Yaşandığı iddia edilen bazı olayları basına açıklayan Abiş, şu ifadeleri kullandı:

“Son 3-4 ay içinde üç birimde yaşanan benzer olaylar olmuştur. İdari personelin görev alanı yasalarla belli olmasına rağmen, aşırı birçok iş verilmekte ayrıca üniversitede akademik personelin özel işlerinin de yaptırılmak istenmesi kabul edilir değildir. Yapmak istemeyen, itiraz eden personele de ilgililerin hakaret küfür ve hatta fiziki müdahaleye yeltenmeye kadar girişimleri olmuştur. Bu konularda elimizde hangi akademik personelin kime ne dediğine kadar bilgiler mevcuttur."

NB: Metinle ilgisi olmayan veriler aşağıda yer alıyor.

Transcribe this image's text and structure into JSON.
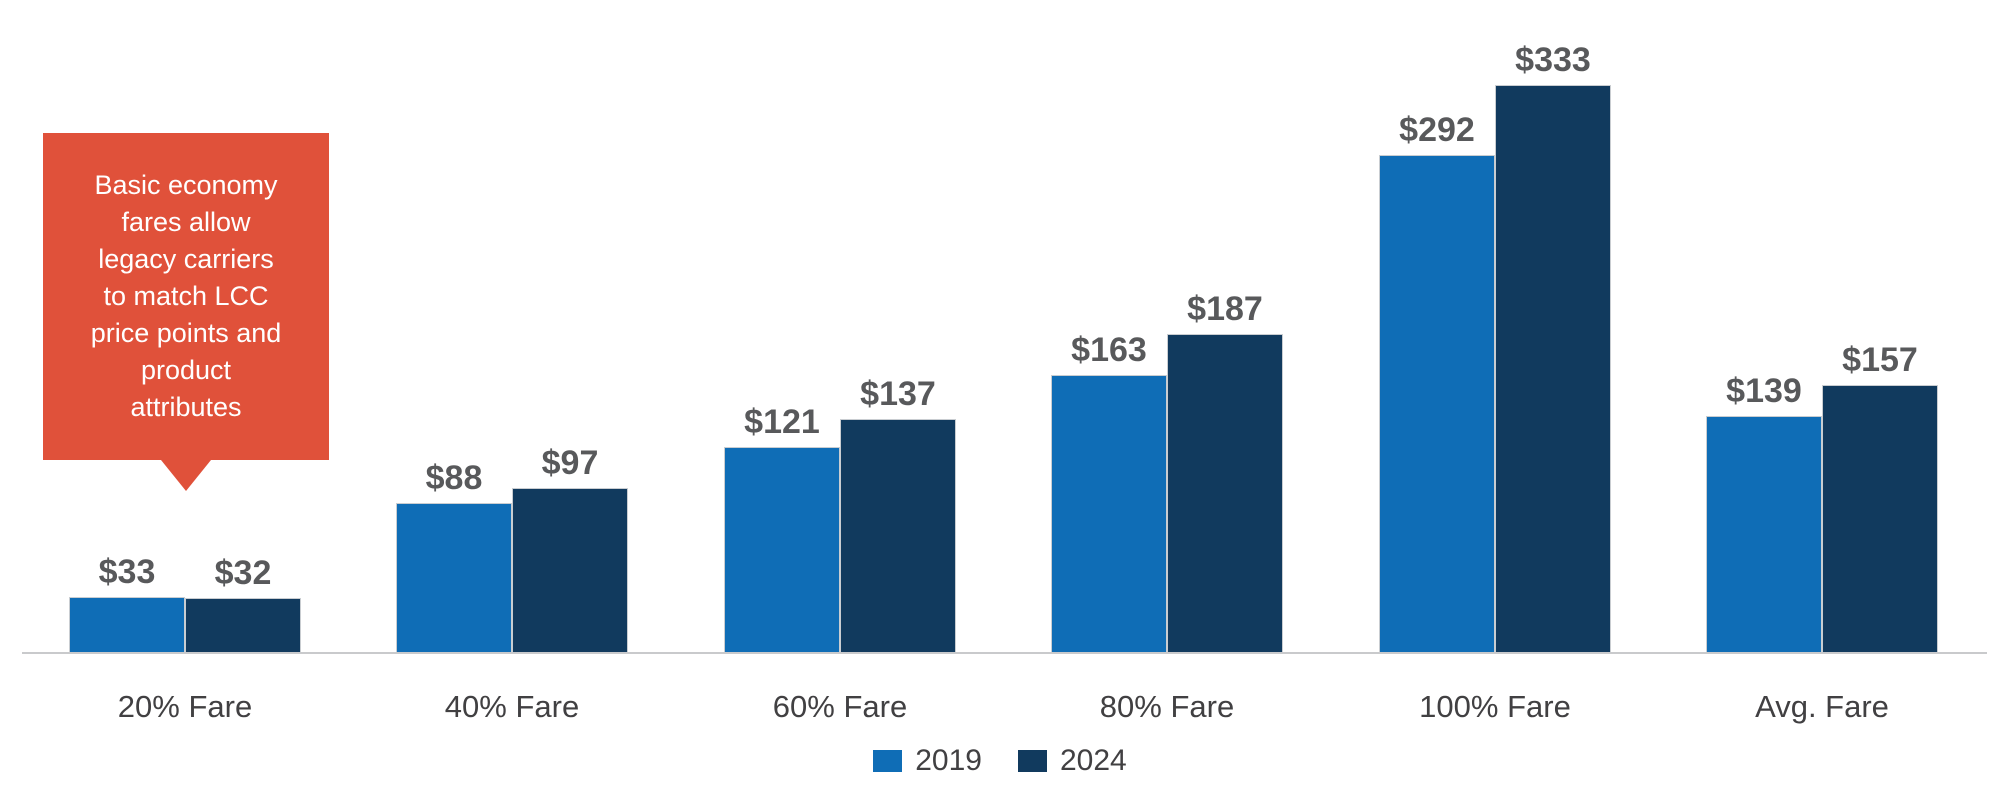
{
  "callout": {
    "text": "Basic economy fares allow legacy carriers to match LCC price points and product attributes",
    "lines": [
      "Basic economy",
      "fares allow",
      "legacy carriers",
      "to match LCC",
      "price points and",
      "product",
      "attributes"
    ],
    "bg_color": "#E0513A",
    "text_color": "#FFFFFF"
  },
  "chart_data": {
    "type": "bar",
    "categories": [
      "20% Fare",
      "40% Fare",
      "60% Fare",
      "80% Fare",
      "100% Fare",
      "Avg. Fare"
    ],
    "series": [
      {
        "name": "2019",
        "color": "#0F6DB6",
        "values": [
          33,
          88,
          121,
          163,
          292,
          139
        ],
        "labels": [
          "$33",
          "$88",
          "$121",
          "$163",
          "$292",
          "$139"
        ]
      },
      {
        "name": "2024",
        "color": "#113A5E",
        "values": [
          32,
          97,
          137,
          187,
          333,
          157
        ],
        "labels": [
          "$32",
          "$97",
          "$137",
          "$187",
          "$333",
          "$157"
        ]
      }
    ],
    "title": "",
    "xlabel": "",
    "ylabel": "",
    "ylim": [
      0,
      340
    ],
    "grid": false,
    "legend_position": "bottom",
    "value_label_color": "#58595B",
    "axis_text_color": "#414042",
    "baseline_color": "#C9CACC"
  }
}
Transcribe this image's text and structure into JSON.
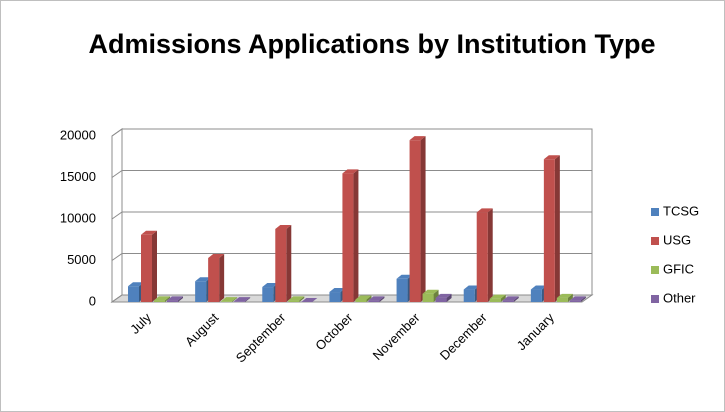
{
  "chart_data": {
    "type": "bar",
    "title": "Admissions Applications by Institution Type",
    "categories": [
      "July",
      "August",
      "September",
      "October",
      "November",
      "December",
      "January"
    ],
    "series": [
      {
        "name": "TCSG",
        "color": "#4f81bd",
        "values": [
          1900,
          2500,
          1800,
          1200,
          2800,
          1500,
          1500
        ]
      },
      {
        "name": "USG",
        "color": "#c0504d",
        "values": [
          8100,
          5300,
          8800,
          15500,
          19500,
          10800,
          17200
        ]
      },
      {
        "name": "GFIC",
        "color": "#9bbb59",
        "values": [
          200,
          100,
          200,
          300,
          1000,
          400,
          500
        ]
      },
      {
        "name": "Other",
        "color": "#8064a2",
        "values": [
          200,
          100,
          0,
          200,
          500,
          200,
          200
        ]
      }
    ],
    "ylim": [
      0,
      20000
    ],
    "yticks": [
      0,
      5000,
      10000,
      15000,
      20000
    ],
    "grid": true,
    "legend": "right"
  }
}
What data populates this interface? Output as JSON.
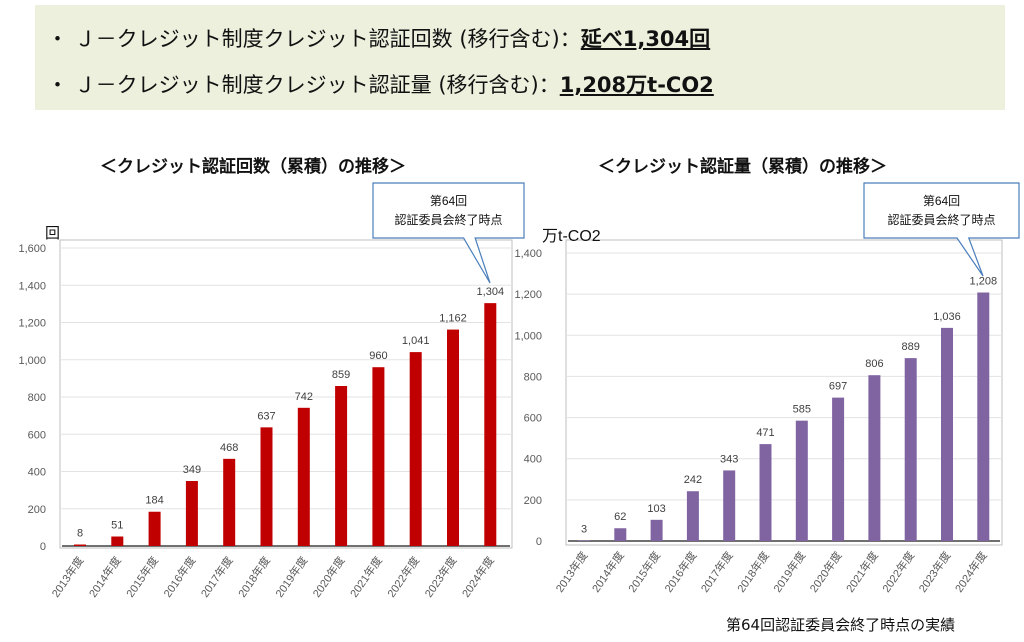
{
  "summary": {
    "line1_label": "・ Ｊ－クレジット制度クレジット認証回数 (移行含む)：",
    "line1_value": "延べ1,304回",
    "line2_label": "・ Ｊ－クレジット制度クレジット認証量 (移行含む)：",
    "line2_value": "1,208万t-CO2"
  },
  "footnote": "第64回認証委員会終了時点の実績",
  "chart_data": [
    {
      "type": "bar",
      "title": "＜クレジット認証回数（累積）の推移＞",
      "ylabel": "回",
      "ylim": [
        0,
        1600
      ],
      "yticks": [
        0,
        200,
        400,
        600,
        800,
        1000,
        1200,
        1400,
        1600
      ],
      "ytick_labels": [
        "0",
        "200",
        "400",
        "600",
        "800",
        "1,000",
        "1,200",
        "1,400",
        "1,600"
      ],
      "categories": [
        "2013年度",
        "2014年度",
        "2015年度",
        "2016年度",
        "2017年度",
        "2018年度",
        "2019年度",
        "2020年度",
        "2021年度",
        "2022年度",
        "2023年度",
        "2024年度"
      ],
      "values": [
        8,
        51,
        184,
        349,
        468,
        637,
        742,
        859,
        960,
        1041,
        1162,
        1304
      ],
      "data_labels": [
        "8",
        "51",
        "184",
        "349",
        "468",
        "637",
        "742",
        "859",
        "960",
        "1,041",
        "1,162",
        "1,304"
      ],
      "color": "#c00000",
      "grid": true,
      "annotation": {
        "line1": "第64回",
        "line2": "認証委員会終了時点"
      }
    },
    {
      "type": "bar",
      "title": "＜クレジット認証量（累積）の推移＞",
      "ylabel": "万t-CO2",
      "ylim": [
        0,
        1400
      ],
      "yticks": [
        0,
        200,
        400,
        600,
        800,
        1000,
        1200,
        1400
      ],
      "ytick_labels": [
        "0",
        "200",
        "400",
        "600",
        "800",
        "1,000",
        "1,200",
        "1,400"
      ],
      "categories": [
        "2013年度",
        "2014年度",
        "2015年度",
        "2016年度",
        "2017年度",
        "2018年度",
        "2019年度",
        "2020年度",
        "2021年度",
        "2022年度",
        "2023年度",
        "2024年度"
      ],
      "values": [
        3,
        62,
        103,
        242,
        343,
        471,
        585,
        697,
        806,
        889,
        1036,
        1208
      ],
      "data_labels": [
        "3",
        "62",
        "103",
        "242",
        "343",
        "471",
        "585",
        "697",
        "806",
        "889",
        "1,036",
        "1,208"
      ],
      "color": "#8064a2",
      "grid": true,
      "annotation": {
        "line1": "第64回",
        "line2": "認証委員会終了時点"
      }
    }
  ]
}
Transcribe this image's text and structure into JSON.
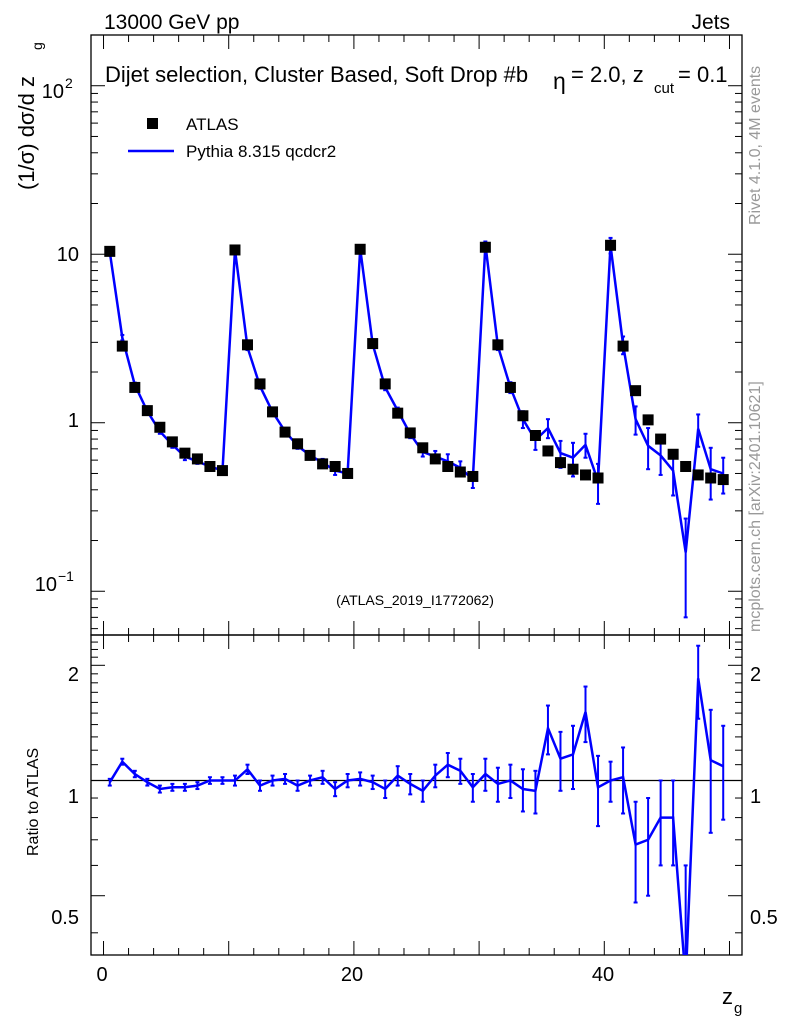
{
  "header": {
    "left": "13000 GeV pp",
    "right": "Jets"
  },
  "side_labels": {
    "rivet": "Rivet 4.1.0,  4M events",
    "mcplots": "mcplots.cern.ch [arXiv:2401.10621]"
  },
  "chart_data": {
    "type": "line",
    "title": "Dijet selection, Cluster Based, Soft Drop #b = 2.0, z_cut = 0.1",
    "title_parts": {
      "main": "Dijet selection, Cluster Based, Soft Drop #b",
      "eta": "η",
      "rest": " = 2.0, z",
      "cut": "cut",
      "tail": " = 0.1"
    },
    "watermark": "(ATLAS_2019_I1772062)",
    "xlabel": "z",
    "xlabel_sub": "g",
    "ylabel_top": "(1/σ) dσ/d z",
    "ylabel_top_sub": "g",
    "ylabel_bottom": "Ratio to ATLAS",
    "xlim": [
      -1,
      51
    ],
    "ylim_top": [
      0.055,
      200
    ],
    "ylim_bottom": [
      0.35,
      2.4
    ],
    "x_ticks": [
      "0",
      "20",
      "40"
    ],
    "y_ticks_top": [
      "10",
      "1"
    ],
    "y_ticks_top_pow": [
      {
        "base": "10",
        "exp": "2"
      },
      {
        "base": "10",
        "exp": "−1"
      }
    ],
    "y_ticks_bottom": [
      "2",
      "1",
      "0.5"
    ],
    "legend": {
      "data_label": "ATLAS",
      "mc_label": "Pythia 8.315 qcdcr2",
      "data_color": "#000000",
      "mc_color": "#0000ff"
    },
    "x": [
      0.5,
      1.5,
      2.5,
      3.5,
      4.5,
      5.5,
      6.5,
      7.5,
      8.5,
      9.5,
      10.5,
      11.5,
      12.5,
      13.5,
      14.5,
      15.5,
      16.5,
      17.5,
      18.5,
      19.5,
      20.5,
      21.5,
      22.5,
      23.5,
      24.5,
      25.5,
      26.5,
      27.5,
      28.5,
      29.5,
      30.5,
      31.5,
      32.5,
      33.5,
      34.5,
      35.5,
      36.5,
      37.5,
      38.5,
      39.5,
      40.5,
      41.5,
      42.5,
      43.5,
      44.5,
      45.5,
      46.5,
      47.5,
      48.5,
      49.5
    ],
    "series": [
      {
        "name": "ATLAS",
        "values": [
          10.4,
          2.85,
          1.62,
          1.18,
          0.94,
          0.77,
          0.66,
          0.61,
          0.55,
          0.52,
          10.6,
          2.9,
          1.7,
          1.16,
          0.88,
          0.75,
          0.64,
          0.57,
          0.55,
          0.5,
          10.7,
          2.95,
          1.7,
          1.14,
          0.87,
          0.71,
          0.61,
          0.55,
          0.51,
          0.48,
          11.0,
          2.9,
          1.62,
          1.1,
          0.84,
          0.68,
          0.58,
          0.53,
          0.49,
          0.47,
          11.3,
          2.85,
          1.55,
          1.04,
          0.8,
          0.65,
          0.55,
          0.49,
          0.47,
          0.46
        ]
      },
      {
        "name": "Pythia 8.315 qcdcr2",
        "values": [
          10.3,
          3.2,
          1.68,
          1.17,
          0.89,
          0.74,
          0.63,
          0.59,
          0.55,
          0.52,
          10.6,
          2.8,
          1.65,
          1.16,
          0.89,
          0.73,
          0.64,
          0.58,
          0.52,
          0.5,
          10.8,
          2.92,
          1.62,
          1.18,
          0.86,
          0.67,
          0.63,
          0.59,
          0.54,
          0.46,
          11.4,
          2.85,
          1.62,
          1.05,
          0.79,
          0.93,
          0.66,
          0.62,
          0.74,
          0.45,
          11.3,
          2.9,
          1.05,
          0.73,
          0.64,
          0.52,
          0.17,
          0.92,
          0.53,
          0.5
        ],
        "errors": [
          0.2,
          0.12,
          0.05,
          0.04,
          0.03,
          0.03,
          0.03,
          0.02,
          0.02,
          0.03,
          0.4,
          0.1,
          0.06,
          0.04,
          0.03,
          0.03,
          0.02,
          0.03,
          0.03,
          0.03,
          0.4,
          0.1,
          0.06,
          0.05,
          0.05,
          0.04,
          0.05,
          0.06,
          0.05,
          0.05,
          0.5,
          0.15,
          0.12,
          0.12,
          0.1,
          0.12,
          0.12,
          0.14,
          0.12,
          0.12,
          1.2,
          0.35,
          0.2,
          0.2,
          0.15,
          0.15,
          0.1,
          0.2,
          0.18,
          0.12
        ]
      }
    ],
    "ratio": [
      0.99,
      1.12,
      1.04,
      0.99,
      0.95,
      0.96,
      0.96,
      0.97,
      1.0,
      1.0,
      1.0,
      1.07,
      0.97,
      1.0,
      1.01,
      0.97,
      1.0,
      1.02,
      0.95,
      1.0,
      1.01,
      0.99,
      0.95,
      1.03,
      0.98,
      0.94,
      1.03,
      1.1,
      1.06,
      0.96,
      1.04,
      0.98,
      1.0,
      0.95,
      0.94,
      1.37,
      1.14,
      1.17,
      1.51,
      0.96,
      1.0,
      1.02,
      0.68,
      0.7,
      0.8,
      0.8,
      0.3,
      1.85,
      1.13,
      1.09
    ],
    "ratio_errors": [
      0.02,
      0.02,
      0.02,
      0.02,
      0.02,
      0.02,
      0.02,
      0.02,
      0.02,
      0.02,
      0.03,
      0.03,
      0.03,
      0.03,
      0.03,
      0.03,
      0.03,
      0.04,
      0.04,
      0.04,
      0.04,
      0.04,
      0.05,
      0.06,
      0.06,
      0.06,
      0.07,
      0.08,
      0.08,
      0.08,
      0.1,
      0.1,
      0.1,
      0.12,
      0.12,
      0.2,
      0.2,
      0.22,
      0.25,
      0.2,
      0.12,
      0.2,
      0.2,
      0.2,
      0.2,
      0.2,
      0.3,
      0.4,
      0.4,
      0.3
    ]
  }
}
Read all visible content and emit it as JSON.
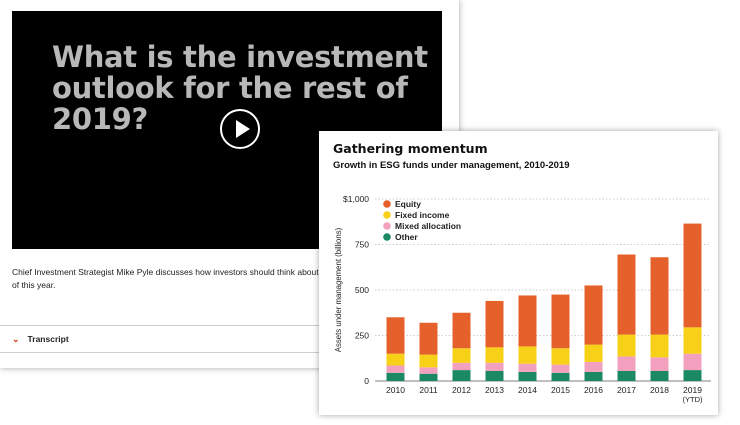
{
  "video": {
    "title": "What is the investment outlook for the rest of 2019?",
    "caption": "Chief Investment Strategist Mike Pyle discusses how investors should think about bu",
    "caption_line2": "of this year.",
    "transcript_label": "Transcript"
  },
  "chart_data": {
    "type": "bar",
    "stacked": true,
    "title": "Gathering momentum",
    "subtitle": "Growth in ESG funds under management, 2010-2019",
    "ylabel": "Assets under management (billions)",
    "ylim": [
      0,
      1000
    ],
    "yticks": [
      "$1,000",
      "750",
      "500",
      "250",
      "0"
    ],
    "categories": [
      "2010",
      "2011",
      "2012",
      "2013",
      "2014",
      "2015",
      "2016",
      "2017",
      "2018",
      "2019"
    ],
    "category_sub": [
      "",
      "",
      "",
      "",
      "",
      "",
      "",
      "",
      "",
      "(YTD)"
    ],
    "legend_position": "top-left",
    "series": [
      {
        "name": "Other",
        "color": "#1b8a64",
        "values": [
          45,
          40,
          60,
          55,
          50,
          45,
          50,
          55,
          55,
          60
        ]
      },
      {
        "name": "Mixed allocation",
        "color": "#f3a0bf",
        "values": [
          40,
          35,
          40,
          45,
          45,
          45,
          55,
          80,
          75,
          90
        ]
      },
      {
        "name": "Fixed income",
        "color": "#f7d117",
        "values": [
          65,
          70,
          80,
          85,
          95,
          90,
          95,
          120,
          125,
          145
        ]
      },
      {
        "name": "Equity",
        "color": "#e5602a",
        "values": [
          200,
          175,
          195,
          255,
          280,
          295,
          325,
          440,
          425,
          570
        ]
      }
    ]
  }
}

“SINIF FARKI YARATILMAKTADIR”

Abiş, “Başkalarını da devreye sokarak daha fazla mobing uygulayarak şikayetler geri çektiriliyor. Mağduru sahiplenme yerine suçlu sahiplenilerek bu insanlık dışı davranışı yapanların cüreti artırıldığı için her gün başka bir yerde benzer yaklaşımlar yaşanmaktadır. Bu da tamamıyla sınıf ayrımcılığıdır, köleleştirmedir. Bilimin ve eşitliğin en üst düzeyde olması gereken üniversitemizde hala işçi, idari, akademikler olarak bir ayrıştırmaya gidilmekte, sınıf farkı yaratılmaktadır. Üniversite Yönetimini de bu anlayışı beslemektedir. En büyük sorunlardan biri olan yemekhane sorununu çözme yerine sınıf ayrıştırması yaratılmaktadır. Hiçbir yasal dayanağı olmamasına rağmen idari yemekhane ve akademik yemekhane diye orta çağ döneminde yaşanan sınıf ve kast sistemi uygulanmaktadır. Hatta bazı akadamek personellerin idari personeller için ağza alınmayacak hakaretler ettiği bilgileri de elimizdedir” şeklinde konuştu.

“KÖLE DEĞİLİZ”

“Biz köle değiliz, kimse de efendi değil” diyen Abiş, son olarak şunları söyledi;

“Yaşananların üstü örtüldükçe kendini bilmezler bu sistemi dayatacaklardır. Ölümü gösterip sıtmaya razı etme politikasını kabul etmiyoruz. Eğitim Sen Yüzüncü Yıl Temsilciliği olarak, bu uygulamaları ve bunu yapan sözde akademisyenleri ve bu zihniyeti yaşatan yönetimin uygulamalarını ve yaklaşımlarını kınıyoruz. Biz köle değiliz, kimse de efendi değil.  Bu güne kadar bunları kabul etmedik bundan sonra da kabul etmeyerek mücadele edeceğiz. Bu olayların bilgisini ve şikâyetçi olduğumuzu ilgili Dekanlar ve Rektörlüğe de bildirmiş olup takipçisi olacağımızı bir kez daha buradan ifade ediyoruz. Kast sistemini de asla kabul etmeyeceğiz ve tüm demokratik haklarımızı kullanacağız.”